しかし彼はある時に警察から突然逮捕され収容所へと送られる。収容所では集められたユダヤ人の男たちが強制労働をさせられ、さらには看守からのいじめもあった。一方で町に残された女性たちも迫害を受ける。チャールズの母親は財産を没収され、隠れながら暮らしている状況だった。

そして1942年11月のある日ノルウェーの秘密警察が動く。ユダヤ人女性も集めてアウシュビッツに送る掃討作戦を秘密裏に始めたのだ。男性は収容所から直接船へ送られ、女性たちは家から引っ張り出される。その後はガス室での虐殺へと続くわけだが、その中で印象的だったのはかすかな人間味を感じるところ。例えばユダヤ人女性を送るタクシーの運転手は、「自分だってユダヤ人を追い出したい」と言いつつもちんたら仕事してわざと船に間に合わないようにする。そこで1人別のタクシーに移すとなれば、母子を守るためブラウデ家の母が率先して乗り移る。またアウシュビッツでブラウデ家が再会すれば集まってハグをする。このブラウデ家の姿は家族愛を感じるとともに切ないシーンだった。
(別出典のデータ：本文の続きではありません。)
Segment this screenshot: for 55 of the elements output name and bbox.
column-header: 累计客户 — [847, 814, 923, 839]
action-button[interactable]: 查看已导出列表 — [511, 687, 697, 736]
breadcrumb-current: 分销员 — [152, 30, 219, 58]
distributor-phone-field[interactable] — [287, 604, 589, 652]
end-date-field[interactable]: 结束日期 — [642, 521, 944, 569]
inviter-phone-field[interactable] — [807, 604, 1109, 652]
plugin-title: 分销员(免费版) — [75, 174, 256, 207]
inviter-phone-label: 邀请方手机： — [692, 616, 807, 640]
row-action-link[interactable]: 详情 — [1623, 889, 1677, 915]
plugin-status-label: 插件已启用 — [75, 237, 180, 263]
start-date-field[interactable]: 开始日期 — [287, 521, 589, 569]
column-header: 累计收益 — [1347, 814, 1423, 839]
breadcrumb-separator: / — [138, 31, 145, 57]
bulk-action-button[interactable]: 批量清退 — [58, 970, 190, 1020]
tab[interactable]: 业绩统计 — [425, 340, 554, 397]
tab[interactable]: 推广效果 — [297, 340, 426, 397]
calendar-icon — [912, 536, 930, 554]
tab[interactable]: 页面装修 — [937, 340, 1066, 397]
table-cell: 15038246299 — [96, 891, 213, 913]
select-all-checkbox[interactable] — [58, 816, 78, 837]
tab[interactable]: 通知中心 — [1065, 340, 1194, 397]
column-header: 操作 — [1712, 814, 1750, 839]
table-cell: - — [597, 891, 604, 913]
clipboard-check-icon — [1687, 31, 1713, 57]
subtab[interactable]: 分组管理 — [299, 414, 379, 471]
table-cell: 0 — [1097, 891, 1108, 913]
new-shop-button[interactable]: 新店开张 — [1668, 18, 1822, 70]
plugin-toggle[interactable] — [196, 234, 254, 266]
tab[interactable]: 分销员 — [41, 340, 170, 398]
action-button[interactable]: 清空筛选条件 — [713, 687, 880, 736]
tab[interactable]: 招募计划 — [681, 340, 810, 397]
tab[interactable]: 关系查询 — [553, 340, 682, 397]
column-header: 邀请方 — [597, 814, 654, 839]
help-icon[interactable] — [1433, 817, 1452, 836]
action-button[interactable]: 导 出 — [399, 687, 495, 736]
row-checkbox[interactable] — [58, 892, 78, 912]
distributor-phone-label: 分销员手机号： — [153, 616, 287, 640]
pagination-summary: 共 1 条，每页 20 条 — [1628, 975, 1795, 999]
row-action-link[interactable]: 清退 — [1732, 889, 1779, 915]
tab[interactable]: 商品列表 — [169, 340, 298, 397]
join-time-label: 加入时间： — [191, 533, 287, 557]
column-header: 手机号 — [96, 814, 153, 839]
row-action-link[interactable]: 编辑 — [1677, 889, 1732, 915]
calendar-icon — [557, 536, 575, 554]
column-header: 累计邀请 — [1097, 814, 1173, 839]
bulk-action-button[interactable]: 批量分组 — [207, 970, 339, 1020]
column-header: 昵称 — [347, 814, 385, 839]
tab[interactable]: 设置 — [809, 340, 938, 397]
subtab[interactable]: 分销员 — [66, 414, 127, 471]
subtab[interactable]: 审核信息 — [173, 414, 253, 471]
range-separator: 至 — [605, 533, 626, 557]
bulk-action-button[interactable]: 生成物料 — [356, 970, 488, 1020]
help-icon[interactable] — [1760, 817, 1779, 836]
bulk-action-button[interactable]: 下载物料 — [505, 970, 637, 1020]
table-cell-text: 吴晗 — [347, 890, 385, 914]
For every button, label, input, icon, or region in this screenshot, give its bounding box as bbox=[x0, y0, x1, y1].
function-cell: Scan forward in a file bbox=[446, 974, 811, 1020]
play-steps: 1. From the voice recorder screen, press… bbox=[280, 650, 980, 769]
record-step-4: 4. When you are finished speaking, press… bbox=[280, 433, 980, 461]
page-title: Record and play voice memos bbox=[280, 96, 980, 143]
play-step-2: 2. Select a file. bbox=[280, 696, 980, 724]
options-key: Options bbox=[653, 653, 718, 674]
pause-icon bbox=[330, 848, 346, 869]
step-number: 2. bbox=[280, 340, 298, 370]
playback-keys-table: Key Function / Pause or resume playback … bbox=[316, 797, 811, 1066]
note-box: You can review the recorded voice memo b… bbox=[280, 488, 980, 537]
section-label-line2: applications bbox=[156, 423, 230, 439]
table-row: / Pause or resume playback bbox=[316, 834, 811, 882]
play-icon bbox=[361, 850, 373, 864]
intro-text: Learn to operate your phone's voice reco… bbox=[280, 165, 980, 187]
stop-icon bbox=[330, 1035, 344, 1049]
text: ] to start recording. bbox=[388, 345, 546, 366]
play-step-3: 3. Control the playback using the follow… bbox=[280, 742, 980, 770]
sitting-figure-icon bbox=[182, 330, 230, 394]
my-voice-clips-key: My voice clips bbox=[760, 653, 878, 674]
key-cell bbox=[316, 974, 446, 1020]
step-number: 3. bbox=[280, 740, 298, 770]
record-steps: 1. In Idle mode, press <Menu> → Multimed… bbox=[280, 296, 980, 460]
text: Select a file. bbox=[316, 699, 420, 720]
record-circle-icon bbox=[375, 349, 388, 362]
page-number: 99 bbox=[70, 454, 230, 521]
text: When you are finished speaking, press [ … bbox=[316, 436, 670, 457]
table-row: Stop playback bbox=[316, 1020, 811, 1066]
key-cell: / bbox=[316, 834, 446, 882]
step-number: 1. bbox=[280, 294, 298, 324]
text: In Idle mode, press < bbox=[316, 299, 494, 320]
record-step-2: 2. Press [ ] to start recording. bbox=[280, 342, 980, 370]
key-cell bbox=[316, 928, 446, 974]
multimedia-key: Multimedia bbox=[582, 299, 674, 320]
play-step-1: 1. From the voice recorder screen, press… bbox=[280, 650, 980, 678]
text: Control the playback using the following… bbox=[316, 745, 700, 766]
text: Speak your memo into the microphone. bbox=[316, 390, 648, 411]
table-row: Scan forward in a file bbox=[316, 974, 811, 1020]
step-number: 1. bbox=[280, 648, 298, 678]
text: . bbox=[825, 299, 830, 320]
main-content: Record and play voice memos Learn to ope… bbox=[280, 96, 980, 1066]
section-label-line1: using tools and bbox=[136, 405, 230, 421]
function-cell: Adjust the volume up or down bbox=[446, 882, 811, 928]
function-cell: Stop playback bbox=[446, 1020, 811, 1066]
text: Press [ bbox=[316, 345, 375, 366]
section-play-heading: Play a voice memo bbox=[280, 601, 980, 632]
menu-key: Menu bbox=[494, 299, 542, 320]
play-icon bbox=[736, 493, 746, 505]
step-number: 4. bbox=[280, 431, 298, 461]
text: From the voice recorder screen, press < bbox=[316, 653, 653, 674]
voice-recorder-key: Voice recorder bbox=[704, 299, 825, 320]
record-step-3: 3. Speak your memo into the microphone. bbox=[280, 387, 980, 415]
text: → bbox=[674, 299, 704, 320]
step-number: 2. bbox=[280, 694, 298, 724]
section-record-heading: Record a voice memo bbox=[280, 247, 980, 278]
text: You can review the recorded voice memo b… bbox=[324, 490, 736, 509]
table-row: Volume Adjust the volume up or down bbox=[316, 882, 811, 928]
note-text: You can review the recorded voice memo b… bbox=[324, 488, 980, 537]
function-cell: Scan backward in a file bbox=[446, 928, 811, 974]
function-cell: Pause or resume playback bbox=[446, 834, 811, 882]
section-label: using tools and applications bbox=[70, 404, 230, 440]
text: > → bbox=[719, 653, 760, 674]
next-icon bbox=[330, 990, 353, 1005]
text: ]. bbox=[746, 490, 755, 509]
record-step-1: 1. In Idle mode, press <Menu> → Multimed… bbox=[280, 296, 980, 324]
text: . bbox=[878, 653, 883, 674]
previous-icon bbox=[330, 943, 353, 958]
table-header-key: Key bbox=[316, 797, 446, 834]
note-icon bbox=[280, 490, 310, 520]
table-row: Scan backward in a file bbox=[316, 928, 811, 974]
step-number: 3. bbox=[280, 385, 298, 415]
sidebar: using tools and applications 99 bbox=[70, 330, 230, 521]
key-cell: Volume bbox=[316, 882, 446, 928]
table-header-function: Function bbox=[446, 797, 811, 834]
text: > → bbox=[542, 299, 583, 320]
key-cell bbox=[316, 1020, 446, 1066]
本作の描く事実の壮絶さには心が痛むけれども同時に構成に少し気になる点もあった。おそらくは史実に忠実であるのかもしれないが少しモヤモヤしてしまった。
まず本作はブラウデ家の中でも次男のチャールズをメインに描いた作品だろう。序盤はひたすらチャールズの幸せな様子が描かれているし、本作はそこからの落差を描こうとしたのだと思う。しかしチャールズの話は収容所で終わり、チャールズの後日談は文章で知らされる。妻との関係について、どういう経緯だったのか気になる内容だし、そこにドラマや葛藤があっただろうが全く描かれないのだ。
また秘密警察の幹部ロッドが重要人物かのようにたびたび出てくるものの、なぜそこまで注目しているのかわからず伏線が改修されていないような気分になった。たしかにユダヤ人弁護士夫婦とのやり取りは作中からわかるが、このロッドの葛藤が描かれていても良かったようにも思う。

構成としては釈然としない感じがあったものの、やはり収容所の過酷な環境など忘れられないシーンも多い作品。史実として記憶すべき重要な作品だと思う。

印象に残ったシーン:ブラウデ家の母がタクシーを移るシーン。故障したタクシーを置いて船が出航するシーン。収容所の前でブラウデ家が集まってハグするシーン。